What a shameful and absolutely ridiculous statement!
Perhaps. It is also almost certainly accurate.
Here's what A. Lincoln had to say about an appalling incident across the river in St. Louis, in 1838.
"Similar too, is the correct reasoning, in regard to the burning of the negro at St. Louis. He had forfeited his life, by the perpetuation of an outrageous murder, upon one of the most worthy and respectable citizens of the city; and had not he died as he did, he must have died by the sentence of the law, in a very short time afterwards. As to him alone, it was as well the way it was, as it could otherwise have been.--But the example in either case, was fearful.--When men take it in their heads to day, to hang gamblers, or burn murderers, they should recollect, that, in the confusion usually attending such transactions, they will be as likely to hang or burn some one who is neither a gambler nor a murderer as one who is; and that, acting upon the example they set, the mob of to-morrow, may, and probably will, hang or burn some of them by the very same mistake."

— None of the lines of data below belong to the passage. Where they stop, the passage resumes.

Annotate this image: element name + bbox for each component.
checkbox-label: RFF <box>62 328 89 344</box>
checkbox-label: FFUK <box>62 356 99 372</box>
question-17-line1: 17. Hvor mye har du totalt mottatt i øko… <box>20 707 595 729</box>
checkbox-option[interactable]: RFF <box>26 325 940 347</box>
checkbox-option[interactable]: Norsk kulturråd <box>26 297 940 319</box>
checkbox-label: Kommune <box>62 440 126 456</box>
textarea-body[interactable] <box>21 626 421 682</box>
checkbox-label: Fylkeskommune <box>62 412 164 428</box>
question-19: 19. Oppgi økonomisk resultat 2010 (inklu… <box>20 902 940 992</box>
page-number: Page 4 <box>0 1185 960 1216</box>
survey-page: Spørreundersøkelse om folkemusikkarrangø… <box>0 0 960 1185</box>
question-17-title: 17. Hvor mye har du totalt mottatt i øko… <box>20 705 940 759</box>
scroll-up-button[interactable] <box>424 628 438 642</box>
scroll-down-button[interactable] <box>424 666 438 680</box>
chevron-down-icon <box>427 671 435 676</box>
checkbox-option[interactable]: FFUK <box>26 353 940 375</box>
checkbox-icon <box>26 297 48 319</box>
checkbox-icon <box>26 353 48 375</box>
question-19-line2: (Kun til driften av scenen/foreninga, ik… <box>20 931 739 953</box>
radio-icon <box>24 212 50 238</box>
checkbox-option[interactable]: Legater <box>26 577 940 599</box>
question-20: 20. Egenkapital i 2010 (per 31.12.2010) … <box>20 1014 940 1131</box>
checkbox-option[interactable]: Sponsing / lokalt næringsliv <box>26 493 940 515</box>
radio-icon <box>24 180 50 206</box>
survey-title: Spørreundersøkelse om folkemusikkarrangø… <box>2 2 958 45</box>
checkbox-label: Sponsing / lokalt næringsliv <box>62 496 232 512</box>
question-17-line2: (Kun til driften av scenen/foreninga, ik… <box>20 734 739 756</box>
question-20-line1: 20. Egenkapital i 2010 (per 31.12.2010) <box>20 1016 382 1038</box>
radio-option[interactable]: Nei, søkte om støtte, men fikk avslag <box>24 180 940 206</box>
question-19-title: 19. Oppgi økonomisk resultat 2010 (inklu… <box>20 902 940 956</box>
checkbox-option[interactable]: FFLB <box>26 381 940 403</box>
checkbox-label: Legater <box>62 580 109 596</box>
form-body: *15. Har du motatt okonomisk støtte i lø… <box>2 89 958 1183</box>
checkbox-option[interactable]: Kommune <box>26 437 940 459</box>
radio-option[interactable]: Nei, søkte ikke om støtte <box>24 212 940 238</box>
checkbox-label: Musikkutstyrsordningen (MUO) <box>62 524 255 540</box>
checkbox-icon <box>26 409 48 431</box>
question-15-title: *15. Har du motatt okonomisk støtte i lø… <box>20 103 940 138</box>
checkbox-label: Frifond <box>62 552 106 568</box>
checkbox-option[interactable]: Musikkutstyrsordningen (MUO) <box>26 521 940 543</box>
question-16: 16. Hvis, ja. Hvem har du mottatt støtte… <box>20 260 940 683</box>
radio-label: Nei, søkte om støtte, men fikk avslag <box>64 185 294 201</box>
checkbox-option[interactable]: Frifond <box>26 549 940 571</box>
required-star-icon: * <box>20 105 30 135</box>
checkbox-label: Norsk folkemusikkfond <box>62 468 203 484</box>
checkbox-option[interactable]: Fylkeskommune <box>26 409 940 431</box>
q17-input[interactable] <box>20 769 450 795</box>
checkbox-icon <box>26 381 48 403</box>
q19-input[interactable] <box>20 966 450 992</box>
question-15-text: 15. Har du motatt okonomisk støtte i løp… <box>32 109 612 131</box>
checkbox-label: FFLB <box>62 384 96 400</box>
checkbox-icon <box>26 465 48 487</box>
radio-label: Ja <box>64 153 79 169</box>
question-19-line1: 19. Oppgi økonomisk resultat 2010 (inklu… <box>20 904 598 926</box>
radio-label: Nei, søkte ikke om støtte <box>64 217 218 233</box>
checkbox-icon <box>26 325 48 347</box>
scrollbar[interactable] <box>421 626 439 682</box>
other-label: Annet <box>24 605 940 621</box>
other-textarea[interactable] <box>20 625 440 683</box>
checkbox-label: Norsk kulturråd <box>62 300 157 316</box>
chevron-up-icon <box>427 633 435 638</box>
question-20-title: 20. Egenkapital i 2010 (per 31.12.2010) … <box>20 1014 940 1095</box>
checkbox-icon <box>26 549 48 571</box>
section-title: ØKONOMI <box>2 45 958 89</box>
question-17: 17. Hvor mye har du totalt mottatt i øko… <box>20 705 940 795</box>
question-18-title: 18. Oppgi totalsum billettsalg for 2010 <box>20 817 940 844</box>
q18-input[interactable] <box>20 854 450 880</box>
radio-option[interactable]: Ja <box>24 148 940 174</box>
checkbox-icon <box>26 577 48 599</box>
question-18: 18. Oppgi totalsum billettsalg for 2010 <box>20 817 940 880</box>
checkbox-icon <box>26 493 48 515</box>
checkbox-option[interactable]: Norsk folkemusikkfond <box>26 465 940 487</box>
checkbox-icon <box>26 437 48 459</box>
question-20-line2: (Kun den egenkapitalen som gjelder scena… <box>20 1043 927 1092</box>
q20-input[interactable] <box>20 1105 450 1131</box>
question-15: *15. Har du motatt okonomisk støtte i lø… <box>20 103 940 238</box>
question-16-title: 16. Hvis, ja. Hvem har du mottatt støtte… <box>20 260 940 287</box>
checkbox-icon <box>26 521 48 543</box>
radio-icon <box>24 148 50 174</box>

http://www.abrahamlincolnonline.org/lincoln/speeches/lyceum.htm
I think lynchings were awful. But with fairly rare exceptions they were aimed at those who were firmly believed to have committed atrocious crimes, not random blacks. As with those arrested for crimes today, most are guilty. That is, of course, why they are arrested.
It is not, IMO, shameful or ridiculous to note that certainly "many," and perhaps most, of those murdered in this way were probably guilty of crimes that at the time carried the death penalty.
That a man does not receive a fair trial, or indeed any trial at all, does not bestow posthumous innocence upon him. Whether he is objectively guilty of the crime is a question of fact, not of procedure.
All that said, I'd be perfectly happy if we could go back in time and use tommy guns on the lynch mobs.
Neither does it bestow posthumous guilt.
We have judges, juries, and executioners for that.
In America, those charged with crimes are presumed innocent until proven guilty in a court of law.
Quite right. But it’s a presumption, not a fact.